Moffett Field, CA was home to a pilot scale PRB initiated by the U.S. Navy in 1995. The Moffett Field PRB used a funnel and gate design, with the funnel being composed of interlocking steel sheet piles, while the gate consisted of granular zero-valent iron. The primary contaminants were trichloroethene (TCE), cis-1,2 dichloroethene (cDCE), and perchloroethene (PCE). Data from quarterly monitoring, tracer testing, and iron cell coring have been used to determine the effectiveness of the site. Since the first sampling event in June 1996, concentrations of all chlorinated compounds have been reduced to either non-detect levels or below the maximum contaminant levels.

===Fry Canyon, UT===
The Fry Canyon site was selected in 1996 as a field demonstration site to assess the removal capabilities of PRBs for uranium. Laboratory experiments were conducted on three potential PRB materials (phosphate, zero-valent iron, and ferric iron) to determine uranium removal efficiencies and hydrologic properties. A PRB material from each class was selected for demonstration.
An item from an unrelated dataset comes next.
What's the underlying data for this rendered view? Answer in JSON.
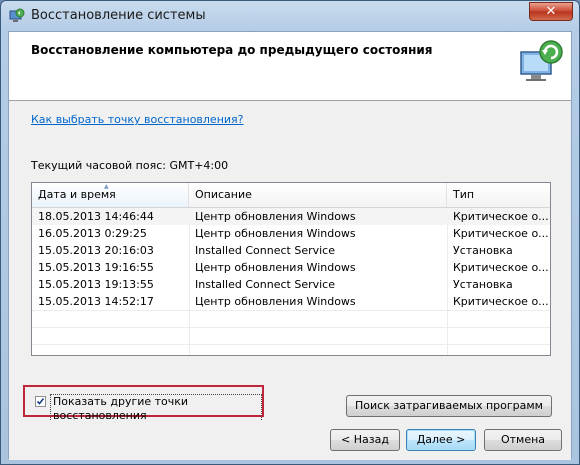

The selected materials had satisfactory hydraulic conductivity, high U removal efficiency, and high compaction strengths. A funnel and gate design was used. The funnels channeled the groundwater into the PRB gates. During the first year, zero-valent iron had lowered U concentration by more than 99.9%, while the amount removed in both the phosphate and the ferric iron exceeded 70% for most of the measurements made. Mechanisms for removing uranium are similar to those for removing other inorganic contaminants, meaning that this study has wide applicability.

==Status of the technology==
In 1994, analysts estimated that in the U.S. total cleanup costs of groundwater totaled between $500 billion and $1 trillion. Until about 2000, the majority of groundwater remediation was done using "conventional technologies" (e.g., pump-and-treat systems), which have proven costly to meet applicable cleanup standards.